Ever woken up in the morning, looked in the mirror at your imperfect body and decided to wreak vengeance on the world because you're disabled? No? Me neither. Yet according to the movies, this is how many super villains break into their profession.
Laurence Clark as a Bond villain, complete with evil grin and a white cat on his lap
I should probably confess to being guilty of revenge on a much smaller scale. Grandiose plans for global domination are not exactly my cup of tea, but I've never been averse to deliberately running over the foot of the odd patronising git with my wheelchair, then claiming it was an accident. Sometimes I manage to persuade them that they were actually at fault for being in my way - and even get an apology out of it.

I suppose these columns are another of my methods for exacting revenge on the world for the cruel twist of fate that left me disabled. In the past couple of years, it's enabled me to get my own back on pretty much everything that's pissed me off, from inaccessible trains to those sods who dragged me off to Lourdes as a child.

Hmm, maybe there's something in the evil stereotype after all ...?

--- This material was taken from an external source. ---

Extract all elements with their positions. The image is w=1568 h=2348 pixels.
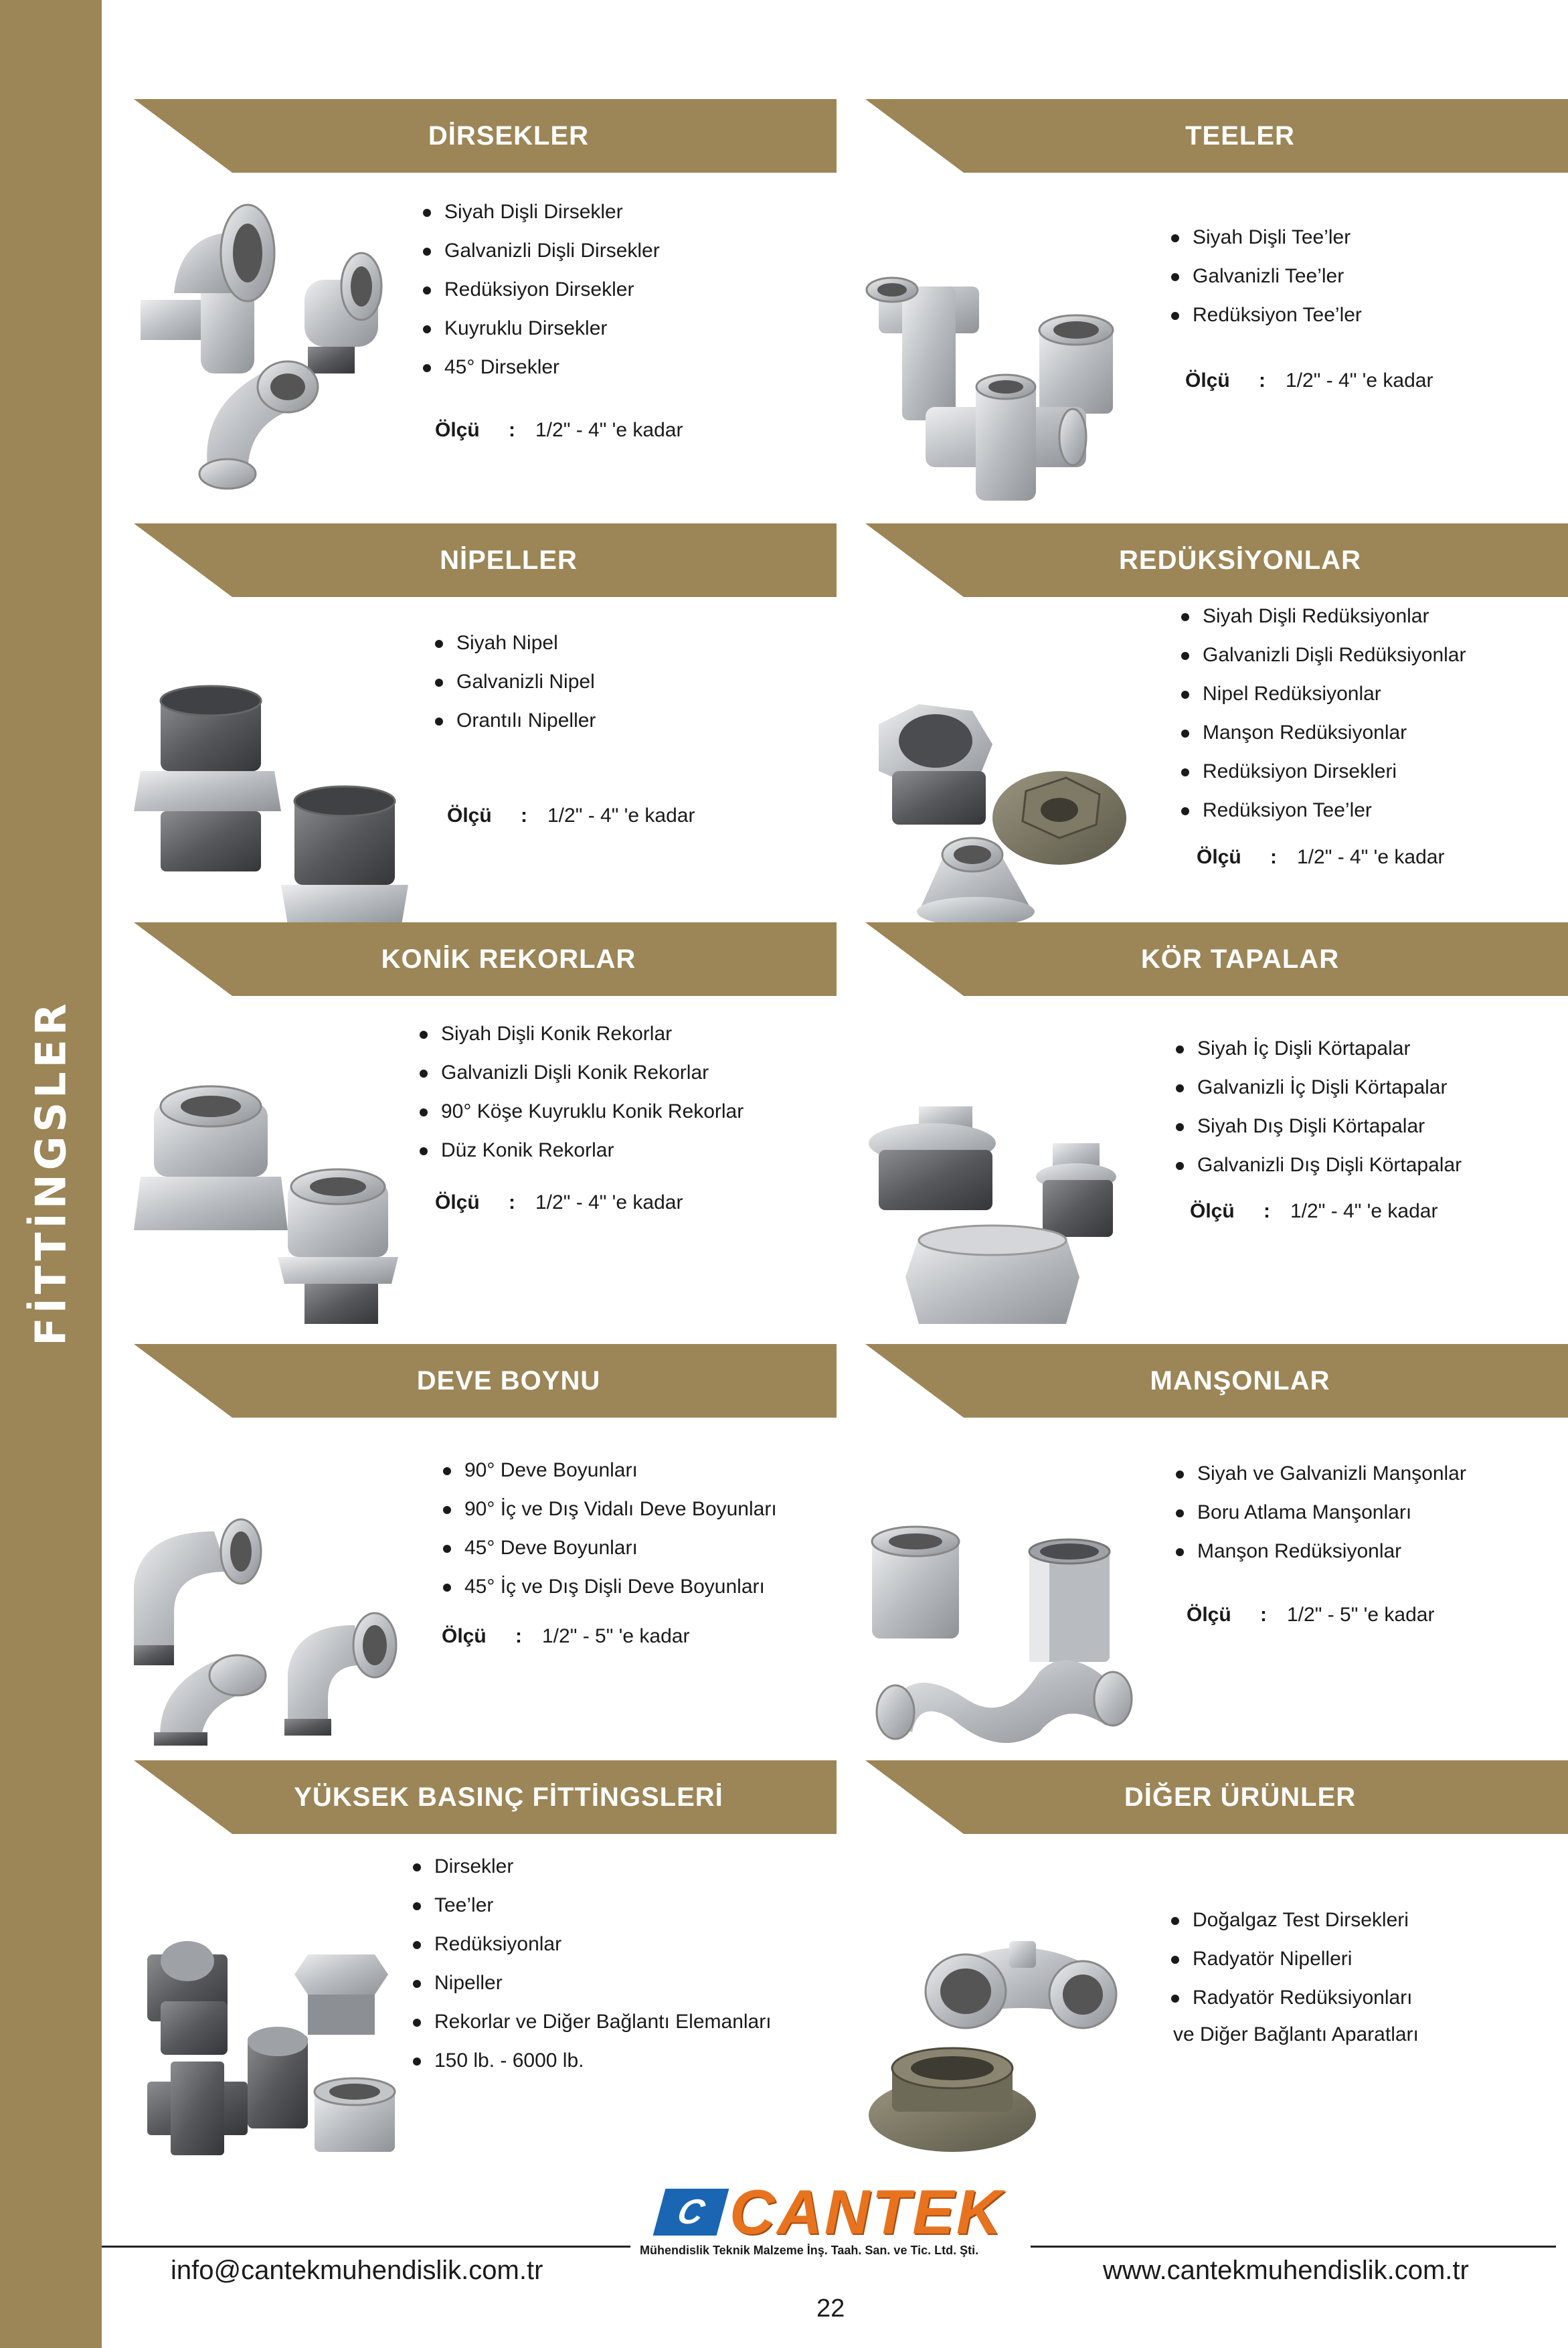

Imperfect bodies have always been associated with imperfect morals. Over the years there have been many examples of famous disabled villains featured in the media: Dr Strangelove, Davros, the creator of the Daleks in Doctor Who, Darth Vader from Star Wars, Freddie Krueger from the Nightmare on Elm Street. In the Bible, a book never afraid to point the finger, the term 'cripple' gets linked to sin over forty times, while during the Middle Ages disabled women were, incredibly, even accused of witchcraft and burnt at the stake.

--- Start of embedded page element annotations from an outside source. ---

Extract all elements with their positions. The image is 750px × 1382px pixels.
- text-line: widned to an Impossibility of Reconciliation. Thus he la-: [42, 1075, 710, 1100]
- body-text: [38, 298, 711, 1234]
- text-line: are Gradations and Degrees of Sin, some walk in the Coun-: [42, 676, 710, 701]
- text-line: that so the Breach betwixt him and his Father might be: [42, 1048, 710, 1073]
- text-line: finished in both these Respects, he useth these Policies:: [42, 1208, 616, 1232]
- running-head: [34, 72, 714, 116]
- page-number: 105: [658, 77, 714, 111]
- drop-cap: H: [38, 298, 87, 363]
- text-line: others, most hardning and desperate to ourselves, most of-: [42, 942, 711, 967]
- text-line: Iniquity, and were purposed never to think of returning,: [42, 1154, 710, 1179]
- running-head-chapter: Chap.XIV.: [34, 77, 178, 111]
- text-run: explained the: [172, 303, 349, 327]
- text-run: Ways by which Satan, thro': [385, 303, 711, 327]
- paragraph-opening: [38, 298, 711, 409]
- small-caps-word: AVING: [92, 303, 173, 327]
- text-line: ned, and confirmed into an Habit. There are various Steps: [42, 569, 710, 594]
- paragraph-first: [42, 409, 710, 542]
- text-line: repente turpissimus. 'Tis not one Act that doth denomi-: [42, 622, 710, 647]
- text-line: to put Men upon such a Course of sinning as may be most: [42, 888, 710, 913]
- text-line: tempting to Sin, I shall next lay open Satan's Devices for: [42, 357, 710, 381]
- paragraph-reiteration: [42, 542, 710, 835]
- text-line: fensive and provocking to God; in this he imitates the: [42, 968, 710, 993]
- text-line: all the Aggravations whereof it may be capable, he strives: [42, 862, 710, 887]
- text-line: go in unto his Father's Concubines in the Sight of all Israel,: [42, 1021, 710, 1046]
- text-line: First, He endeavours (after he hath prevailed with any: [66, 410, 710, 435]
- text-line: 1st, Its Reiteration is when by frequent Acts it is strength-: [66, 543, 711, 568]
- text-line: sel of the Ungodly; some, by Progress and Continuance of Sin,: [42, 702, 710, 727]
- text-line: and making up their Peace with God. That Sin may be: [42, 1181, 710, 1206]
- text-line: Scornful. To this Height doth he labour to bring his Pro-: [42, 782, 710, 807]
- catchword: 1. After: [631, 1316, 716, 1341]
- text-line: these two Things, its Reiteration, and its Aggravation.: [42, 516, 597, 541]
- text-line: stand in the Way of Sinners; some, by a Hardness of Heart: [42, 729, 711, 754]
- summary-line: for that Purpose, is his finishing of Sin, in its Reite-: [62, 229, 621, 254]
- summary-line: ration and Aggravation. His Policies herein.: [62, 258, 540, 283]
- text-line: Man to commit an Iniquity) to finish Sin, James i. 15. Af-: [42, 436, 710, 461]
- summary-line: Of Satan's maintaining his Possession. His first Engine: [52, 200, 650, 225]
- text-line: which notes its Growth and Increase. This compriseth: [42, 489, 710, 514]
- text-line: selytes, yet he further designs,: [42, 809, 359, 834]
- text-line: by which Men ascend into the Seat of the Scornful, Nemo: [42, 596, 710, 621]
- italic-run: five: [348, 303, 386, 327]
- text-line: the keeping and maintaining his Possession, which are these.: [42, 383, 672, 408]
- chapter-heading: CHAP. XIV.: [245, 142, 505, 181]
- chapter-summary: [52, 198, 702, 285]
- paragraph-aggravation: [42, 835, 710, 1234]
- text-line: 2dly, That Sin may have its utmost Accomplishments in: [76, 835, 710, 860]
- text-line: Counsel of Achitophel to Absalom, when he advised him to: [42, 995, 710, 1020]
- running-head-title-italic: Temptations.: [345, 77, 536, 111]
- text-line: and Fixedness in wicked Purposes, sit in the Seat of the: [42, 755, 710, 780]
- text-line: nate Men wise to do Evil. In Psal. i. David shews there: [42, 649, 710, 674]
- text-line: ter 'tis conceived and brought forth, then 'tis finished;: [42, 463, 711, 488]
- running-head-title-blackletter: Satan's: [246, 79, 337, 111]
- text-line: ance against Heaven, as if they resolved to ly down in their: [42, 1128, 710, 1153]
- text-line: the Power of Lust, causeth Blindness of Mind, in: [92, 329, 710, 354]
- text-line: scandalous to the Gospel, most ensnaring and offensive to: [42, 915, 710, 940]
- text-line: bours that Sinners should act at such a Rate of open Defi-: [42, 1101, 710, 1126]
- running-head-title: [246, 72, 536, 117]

In the past, one way of discrediting someone was to portray them as disabled and, by implication evil. For example, pirates were initially valued for building up the British Empire. Yet once they outlived their usefulness, they started appearing in stories with eye-patches, hooks and wooden legs. In reality, though, disabled pirates had no need to carry on pirating, since they had the very first disability benefit system. Part of their plunder would go into a common purse, out of which compensation was paid to any pirate who became disabled. So unlike Captain Hook and Long John Silver, the real disabled pirates had better things to do with their time than terrorising small children. They probably just retired to a tropical island and lived like rock stars, squandering their pirate DLA on rum and prostitutes.
Laurence Clark as an evil villain, pictured in front of the Houses of Parliament about to press the red button on a large bomb which says 'Warning: do not push this button'
But it's really in the world of James Bond where being disabled makes you one bad ass daughter or son of a bitch! Blogger Goldfish recently demonstrated that almost every Bond film has a disabled villain of some description, from Doctor No's bionic prosthetic arms through to Le Chiffre's facial scar and damaged tear duct in the latest film, Casino Royale.

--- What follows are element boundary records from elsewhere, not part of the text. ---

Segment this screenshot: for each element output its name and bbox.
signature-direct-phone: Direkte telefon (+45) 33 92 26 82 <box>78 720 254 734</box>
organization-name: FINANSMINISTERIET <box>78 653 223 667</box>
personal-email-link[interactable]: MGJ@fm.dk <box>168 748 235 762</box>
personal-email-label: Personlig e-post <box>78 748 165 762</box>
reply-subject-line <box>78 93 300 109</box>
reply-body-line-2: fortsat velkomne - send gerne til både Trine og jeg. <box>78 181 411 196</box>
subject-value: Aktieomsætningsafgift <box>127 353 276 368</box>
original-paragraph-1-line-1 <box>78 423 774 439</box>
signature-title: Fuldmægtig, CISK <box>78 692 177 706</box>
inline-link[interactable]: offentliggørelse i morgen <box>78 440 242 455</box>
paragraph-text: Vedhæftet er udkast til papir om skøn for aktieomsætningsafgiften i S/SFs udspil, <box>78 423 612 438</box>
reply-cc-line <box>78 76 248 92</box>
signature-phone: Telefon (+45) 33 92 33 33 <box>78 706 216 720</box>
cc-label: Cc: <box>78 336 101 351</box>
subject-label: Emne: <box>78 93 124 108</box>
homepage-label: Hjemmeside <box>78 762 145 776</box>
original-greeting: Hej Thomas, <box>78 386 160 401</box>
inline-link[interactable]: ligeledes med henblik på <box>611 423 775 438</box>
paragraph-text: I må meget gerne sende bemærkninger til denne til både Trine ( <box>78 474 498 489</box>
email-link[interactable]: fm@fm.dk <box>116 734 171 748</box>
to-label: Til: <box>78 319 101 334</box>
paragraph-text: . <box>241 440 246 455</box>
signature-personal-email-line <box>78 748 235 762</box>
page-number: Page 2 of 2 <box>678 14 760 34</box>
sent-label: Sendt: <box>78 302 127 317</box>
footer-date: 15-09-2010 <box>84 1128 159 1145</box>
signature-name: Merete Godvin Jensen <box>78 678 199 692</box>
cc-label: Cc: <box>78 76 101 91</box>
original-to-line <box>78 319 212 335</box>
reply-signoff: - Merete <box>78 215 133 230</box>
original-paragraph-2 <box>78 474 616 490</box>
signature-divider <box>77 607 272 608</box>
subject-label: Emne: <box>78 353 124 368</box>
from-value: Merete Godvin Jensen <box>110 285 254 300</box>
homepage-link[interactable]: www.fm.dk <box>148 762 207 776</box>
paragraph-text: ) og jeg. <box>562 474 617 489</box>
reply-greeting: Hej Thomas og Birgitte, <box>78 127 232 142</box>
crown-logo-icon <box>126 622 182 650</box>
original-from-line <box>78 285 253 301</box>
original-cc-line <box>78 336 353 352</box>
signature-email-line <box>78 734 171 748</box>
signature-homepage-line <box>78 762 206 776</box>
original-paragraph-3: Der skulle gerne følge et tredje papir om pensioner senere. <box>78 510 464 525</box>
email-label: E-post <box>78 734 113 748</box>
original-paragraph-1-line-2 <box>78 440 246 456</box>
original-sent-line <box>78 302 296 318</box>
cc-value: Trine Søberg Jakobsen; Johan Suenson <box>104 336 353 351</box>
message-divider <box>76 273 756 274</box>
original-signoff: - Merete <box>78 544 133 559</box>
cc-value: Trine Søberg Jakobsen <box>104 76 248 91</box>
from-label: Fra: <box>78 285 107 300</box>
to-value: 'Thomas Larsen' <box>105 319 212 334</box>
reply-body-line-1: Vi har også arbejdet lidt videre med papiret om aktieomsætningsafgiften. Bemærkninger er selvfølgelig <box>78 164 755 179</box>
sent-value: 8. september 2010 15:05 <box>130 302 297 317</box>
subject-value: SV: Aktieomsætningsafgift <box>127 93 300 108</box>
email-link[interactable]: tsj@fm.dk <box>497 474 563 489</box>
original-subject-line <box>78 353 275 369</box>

I'm currently working on a stand-up show exploring this stereotype of us being evil. Bizarrely, after the first preview a few weeks ago, a very excited woman accosted me outside the theatre and told me that she had loved the show because I'd covered her two favourite subjects in the whole world - pirates and James Bond. What are the chances of that, huh? In fact, she was so impressed by my mentioning that one pirate piece-of-eight is nowadays equivalent to 0.96 US dollars that she told me that she now intends going to a pirate fancy dress party dressed as 0.96 of a dollar ...

I'm still not sure exactly how I was meant to respond to that.